Well, I decided to do like everybody and bought a NanoVNA
Ordered the SAA-2N which is a NanoVNA V2 made by Hugen with a 4" screen, metal enclosure, internal battery and Type N connectors. I decided to go with this one because of the nice Type N connectors and the supposed high quality of the calibration standards.
I was definitely not disappointed with the connectors, standards and cables. Cables are really good quality and connectors feel really good.
So first test, this is a 2.4GHz band-pass filter.
For comparison the same filter but measured with the AdalmPluto + Satsagen
Now I could show you how it could be used to do more boring RF stuff, but decided to show you something a little bit different. Can it be used as a LCR meter ?
So, first thing first, the the NanoVNA need to be calibrated. I added some adaptors and came up with my own ghetto calibration standards
first, Open calibration.
Now Short.
Load
and finally through.
And now some capacitors measurement. All capacitors were measured at frequencies 10kHz to 1MHz in a series arrangement. The NanoVNA V2 can be set to 10kHz but results are kind of flaky under 30kHz.
The first one is a 10nF cap. On my real LCR meter, this cap read 10.03 nF at 100kHz. I get around 10.233 nF on the NanoVNA.
Now 100nF. This one should be around 102.11 nF at 100kHz. 101.36 nF with the NanoVNA.

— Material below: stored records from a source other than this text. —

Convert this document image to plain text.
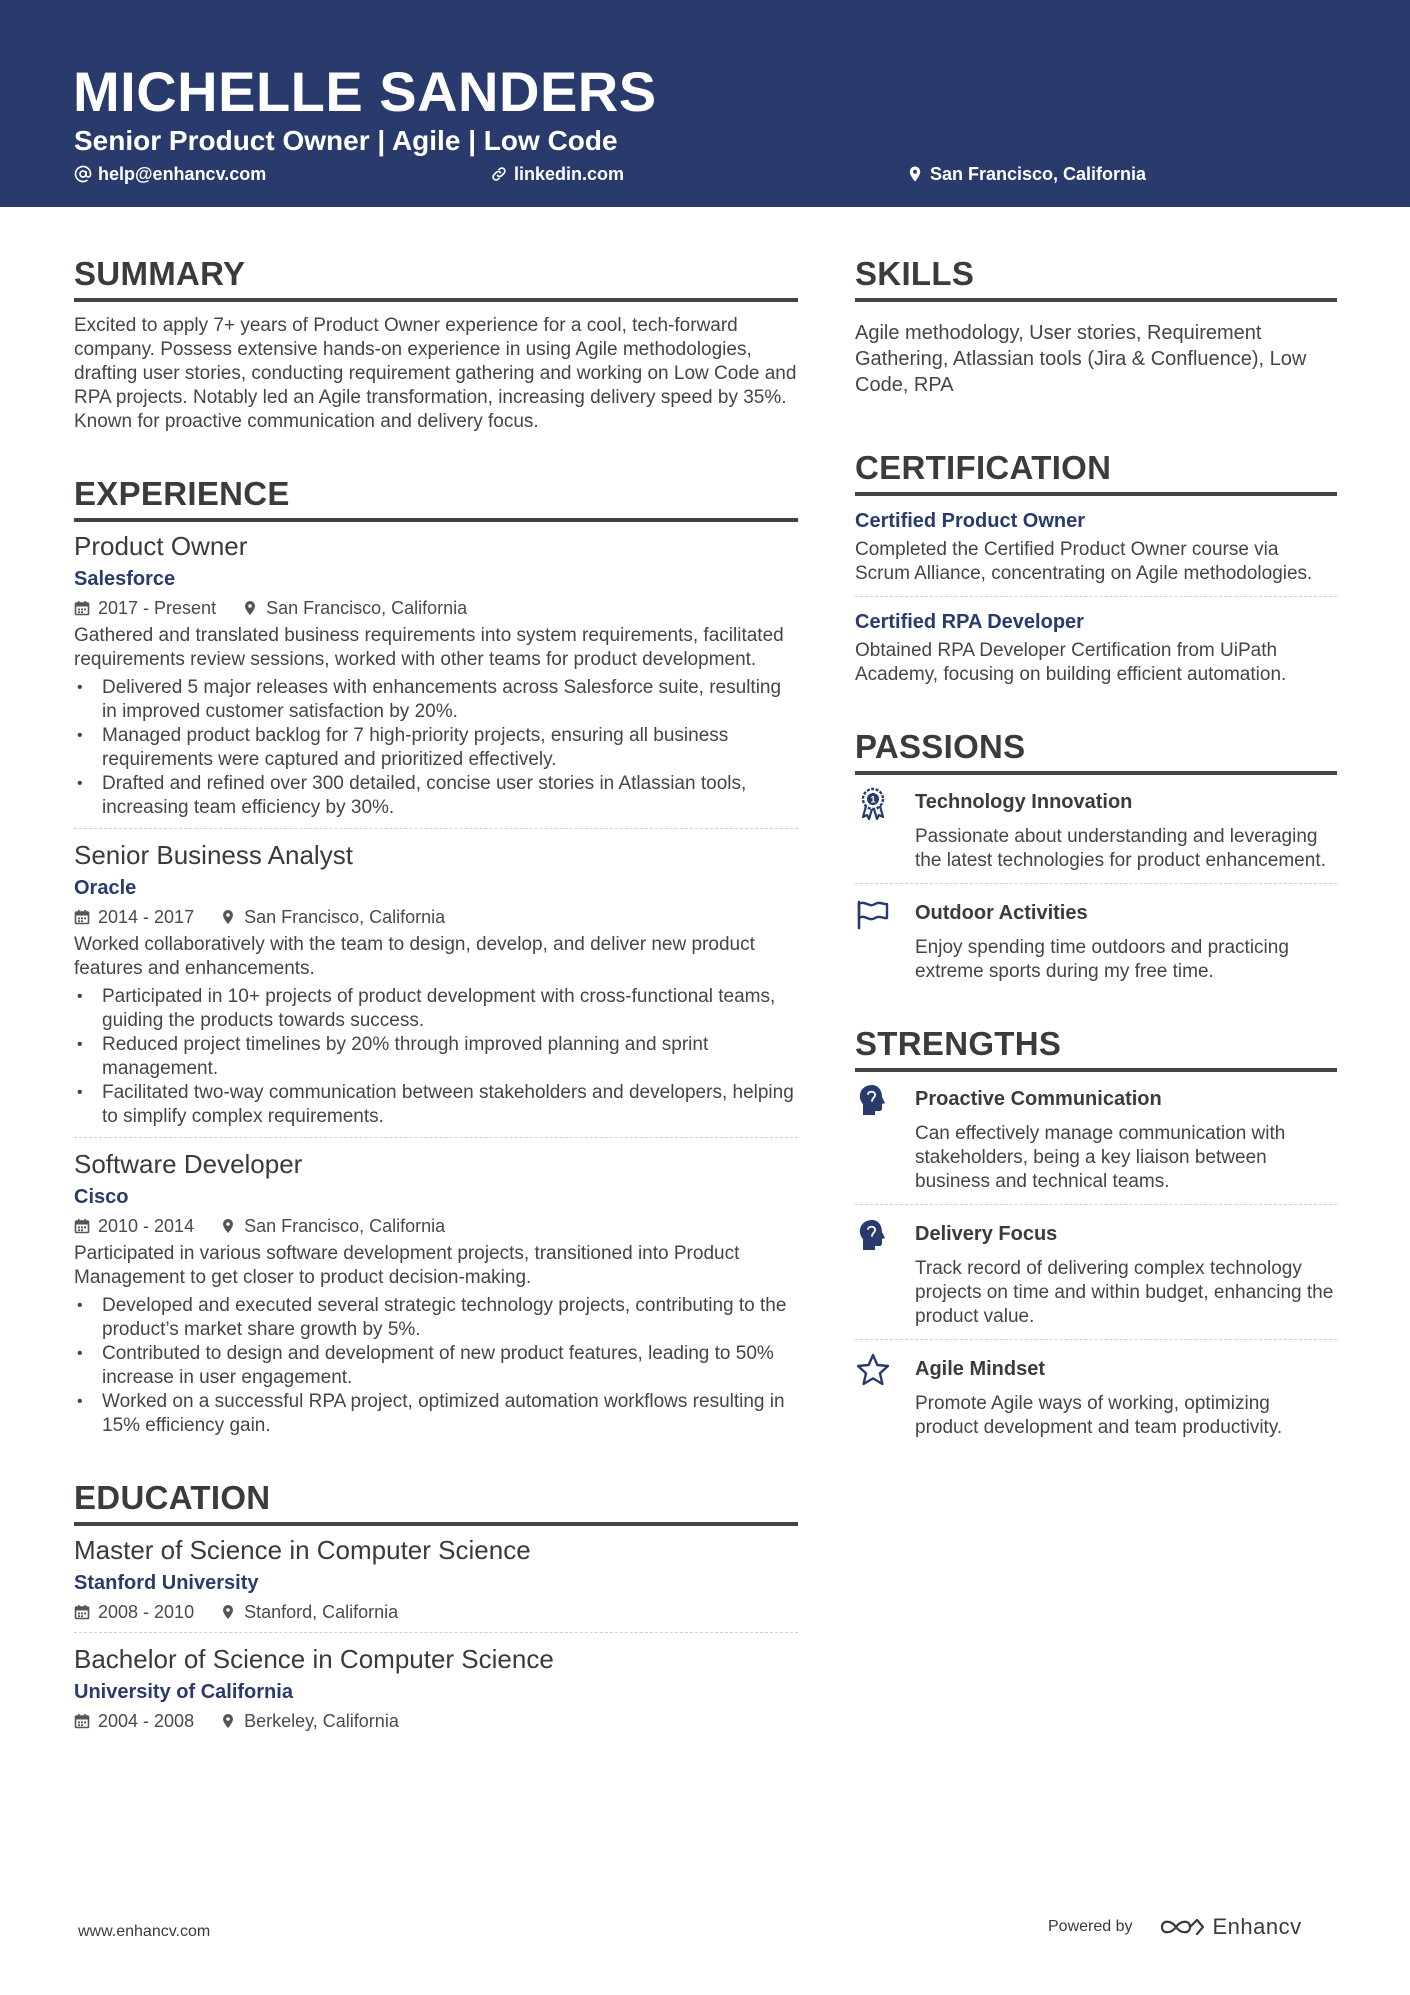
MICHELLE SANDERS
Senior Product Owner | Agile | Low Code
help@enhancv.com	linkedin.com	San Francisco, California
SUMMARY
Excited to apply 7+ years of Product Owner experience for a cool, tech-forward company. Possess extensive hands-on experience in using Agile methodologies, drafting user stories, conducting requirement gathering and working on Low Code and RPA projects. Notably led an Agile transformation, increasing delivery speed by 35%. Known for proactive communication and delivery focus.
EXPERIENCE
Product Owner
Salesforce
2017 - Present	San Francisco, California
Gathered and translated business requirements into system requirements, facilitated requirements review sessions, worked with other teams for product development.
• Delivered 5 major releases with enhancements across Salesforce suite, resulting in improved customer satisfaction by 20%.
• Managed product backlog for 7 high-priority projects, ensuring all business requirements were captured and prioritized effectively.
• Drafted and refined over 300 detailed, concise user stories in Atlassian tools, increasing team efficiency by 30%.
Senior Business Analyst
Oracle
2014 - 2017	San Francisco, California
Worked collaboratively with the team to design, develop, and deliver new product features and enhancements.
• Participated in 10+ projects of product development with cross-functional teams, guiding the products towards success.
• Reduced project timelines by 20% through improved planning and sprint management.
• Facilitated two-way communication between stakeholders and developers, helping to simplify complex requirements.
Software Developer
Cisco
2010 - 2014	San Francisco, California
Participated in various software development projects, transitioned into Product Management to get closer to product decision-making.
• Developed and executed several strategic technology projects, contributing to the product’s market share growth by 5%.
• Contributed to design and development of new product features, leading to 50% increase in user engagement.
• Worked on a successful RPA project, optimized automation workflows resulting in 15% efficiency gain.
EDUCATION
Master of Science in Computer Science
Stanford University
2008 - 2010	Stanford, California
Bachelor of Science in Computer Science
University of California
2004 - 2008	Berkeley, California
SKILLS
Agile methodology, User stories, Requirement Gathering, Atlassian tools (Jira & Confluence), Low Code, RPA
CERTIFICATION
Certified Product Owner
Completed the Certified Product Owner course via Scrum Alliance, concentrating on Agile methodologies.
Certified RPA Developer
Obtained RPA Developer Certification from UiPath Academy, focusing on building efficient automation.
PASSIONS
1 Technology Innovation
Passionate about understanding and leveraging the latest technologies for product enhancement.
Outdoor Activities
Enjoy spending time outdoors and practicing extreme sports during my free time.
STRENGTHS
Proactive Communication
Can effectively manage communication with stakeholders, being a key liaison between business and technical teams.
Delivery Focus
Track record of delivering complex technology projects on time and within budget, enhancing the product value.
Agile Mindset
Promote Agile ways of working, optimizing product development and team productivity.
www.enhancv.com	Powered by	Enhancv
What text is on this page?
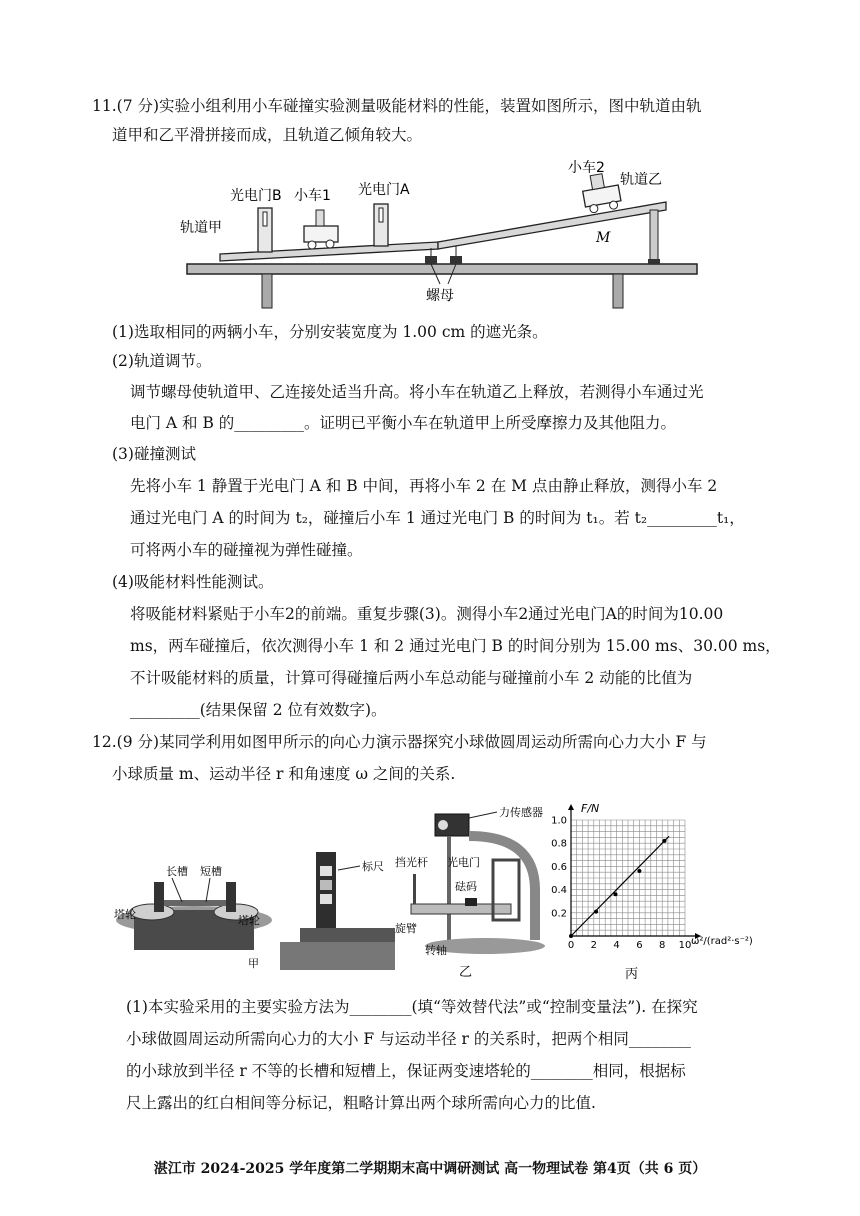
11.(7 分)实验小组利用小车碰撞实验测量吸能材料的性能，装置如图所示，图中轨道由轨
道甲和乙平滑拼接而成，且轨道乙倾角较大。
光电门B 小车1 光电门A
小车2
轨道乙
轨道甲
M
螺母
(1)选取相同的两辆小车，分别安装宽度为 1.00 cm 的遮光条。
(2)轨道调节。
调节螺母使轨道甲、乙连接处适当升高。将小车在轨道乙上释放，若测得小车通过光
电门 A 和 B 的_________。证明已平衡小车在轨道甲上所受摩擦力及其他阻力。
(3)碰撞测试
先将小车 1 静置于光电门 A 和 B 中间，再将小车 2 在 M 点由静止释放，测得小车 2
通过光电门 A 的时间为 t₂，碰撞后小车 1 通过光电门 B 的时间为 t₁。若 t₂_________t₁，
可将两小车的碰撞视为弹性碰撞。
(4)吸能材料性能测试。
将吸能材料紧贴于小车2的前端。重复步骤(3)。测得小车2通过光电门A的时间为10.00
ms，两车碰撞后，依次测得小车 1 和 2 通过光电门 B 的时间分别为 15.00 ms、30.00 ms，
不计吸能材料的质量，计算可得碰撞后两小车总动能与碰撞前小车 2 动能的比值为
_________(结果保留 2 位有效数字)。
12.(9 分)某同学利用如图甲所示的向心力演示器探究小球做圆周运动所需向心力大小 F 与
小球质量 m、运动半径 r 和角速度 ω 之间的关系.
长槽 短槽
塔轮	塔轮
甲
标尺
力传感器
挡光杆 光电门
砝码
旋臂
转轴
乙
0 2 4 6 8 10
0.2
0.4
0.6
0.8
1.0
F/N
ω²/(rad²·s⁻²)
丙
(1)本实验采用的主要实验方法为________(填“等效替代法”或“控制变量法”). 在探究
小球做圆周运动所需向心力的大小 F 与运动半径 r 的关系时，把两个相同________
的小球放到半径 r 不等的长槽和短槽上，保证两变速塔轮的________相同，根据标
尺上露出的红白相间等分标记，粗略计算出两个球所需向心力的比值.
湛江市 2024-2025 学年度第二学期期末高中调研测试 高一物理试卷 第4页（共 6 页）
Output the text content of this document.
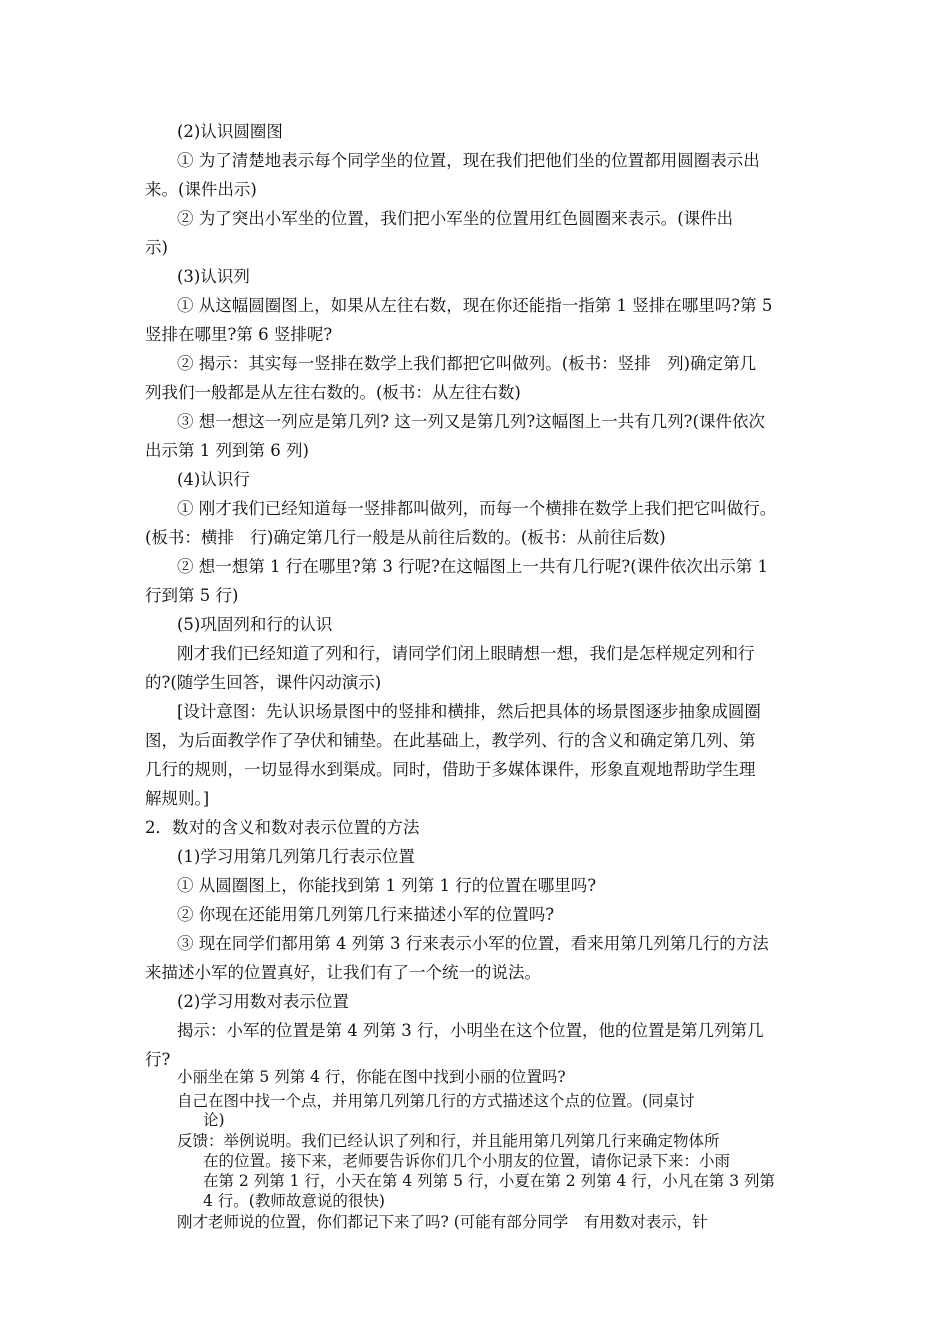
(2)认识圆圈图
① 为了清楚地表示每个同学坐的位置，现在我们把他们坐的位置都用圆圈表示出
来。(课件出示)
② 为了突出小军坐的位置，我们把小军坐的位置用红色圆圈来表示。(课件出
示)
(3)认识列
① 从这幅圆圈图上，如果从左往右数，现在你还能指一指第 1 竖排在哪里吗?第 5
竖排在哪里?第 6 竖排呢?
② 揭示：其实每一竖排在数学上我们都把它叫做列。(板书：竖排　列)确定第几
列我们一般都是从左往右数的。(板书：从左往右数)
③ 想一想这一列应是第几列? 这一列又是第几列?这幅图上一共有几列?(课件依次
出示第 1 列到第 6 列)
(4)认识行
① 刚才我们已经知道每一竖排都叫做列，而每一个横排在数学上我们把它叫做行。
(板书：横排　行)确定第几行一般是从前往后数的。(板书：从前往后数)
② 想一想第 1 行在哪里?第 3 行呢?在这幅图上一共有几行呢?(课件依次出示第 1
行到第 5 行)
(5)巩固列和行的认识
刚才我们已经知道了列和行，请同学们闭上眼睛想一想，我们是怎样规定列和行
的?(随学生回答，课件闪动演示)
[设计意图：先认识场景图中的竖排和横排，然后把具体的场景图逐步抽象成圆圈
图，为后面教学作了孕伏和铺垫。在此基础上，教学列、行的含义和确定第几列、第
几行的规则，一切显得水到渠成。同时，借助于多媒体课件，形象直观地帮助学生理
解规则。]
2．数对的含义和数对表示位置的方法
(1)学习用第几列第几行表示位置
① 从圆圈图上，你能找到第 1 列第 1 行的位置在哪里吗?
② 你现在还能用第几列第几行来描述小军的位置吗?
③ 现在同学们都用第 4 列第 3 行来表示小军的位置，看来用第几列第几行的方法
来描述小军的位置真好，让我们有了一个统一的说法。
(2)学习用数对表示位置
揭示：小军的位置是第 4 列第 3 行，小明坐在这个位置，他的位置是第几列第几
行?
小丽坐在第 5 列第 4 行，你能在图中找到小丽的位置吗?
自己在图中找一个点，并用第几列第几行的方式描述这个点的位置。(同桌讨
论)
反馈：举例说明。我们已经认识了列和行，并且能用第几列第几行来确定物体所
在的位置。接下来，老师要告诉你们几个小朋友的位置，请你记录下来：小雨
在第 2 列第 1 行，小天在第 4 列第 5 行，小夏在第 2 列第 4 行，小凡在第 3 列第
4 行。(教师故意说的很快)
刚才老师说的位置，你们都记下来了吗? (可能有部分同学　有用数对表示，针
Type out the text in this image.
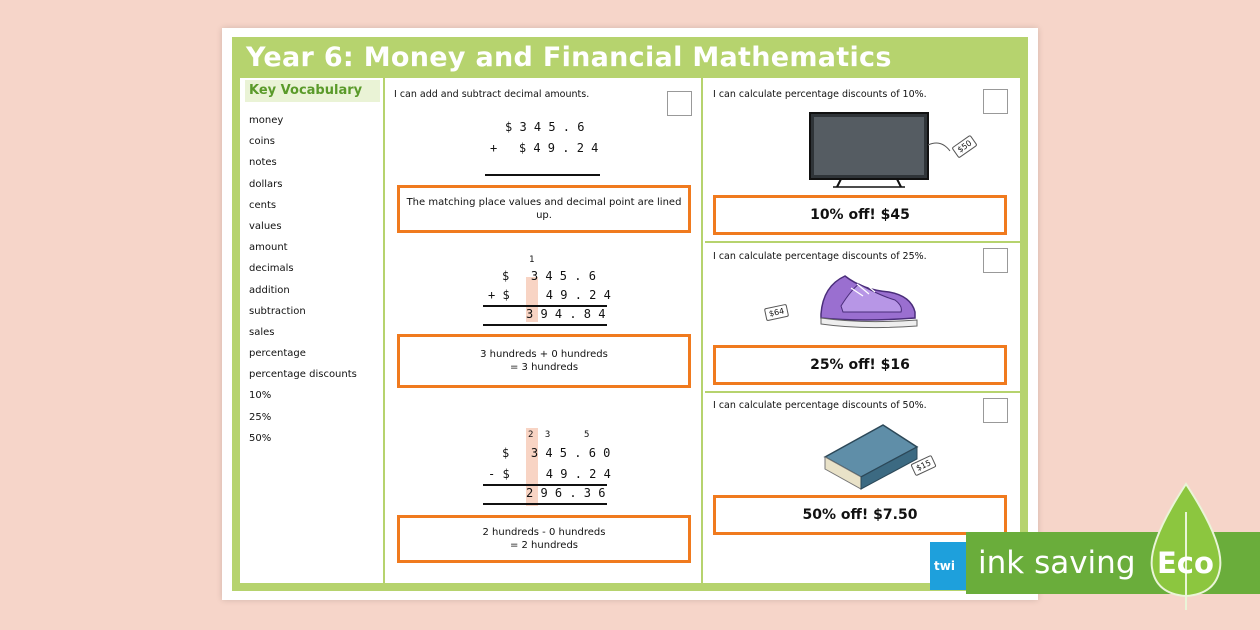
Year 6: Money and Financial Mathematics
Key Vocabulary
money
coins
notes
dollars
cents
values
amount
decimals
addition
subtraction
sales
percentage
percentage discounts
10%
25%
50%
I can add and subtract decimal amounts.
$ 3 4 5 . 6
+   $ 4 9 . 2 4
The matching place values and decimal point are lined up.
1
$   3 4 5 . 6
+ $     4 9 . 2 4
3 9 4 . 8 4
3 hundreds + 0 hundreds
= 3 hundreds
2 3	5
$   3 4 5 . 6 0
- $     4 9 . 2 4
2 9 6 . 3 6
2 hundreds - 0 hundreds
= 2 hundreds
I can calculate percentage discounts of 10%.
$50
10% off! $45
I can calculate percentage discounts of 25%.
$64
25% off! $16
I can calculate percentage discounts of 50%.
$15
50% off! $7.50
twi ink saving Eco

Finally 1uF cap. Reading 847.22 nF at 100kHz on the real LCR meter. 738 nF on the NanoVNA.
Conclusion, it's working relatively well on the nF range. And it's really interesting to see the capacitance changing over frequency. When you reach 1uF the frequency is too high and the result are not super accurate. I also tried in the pF range but I think my calibration setup is failing me and it was not super conclusive.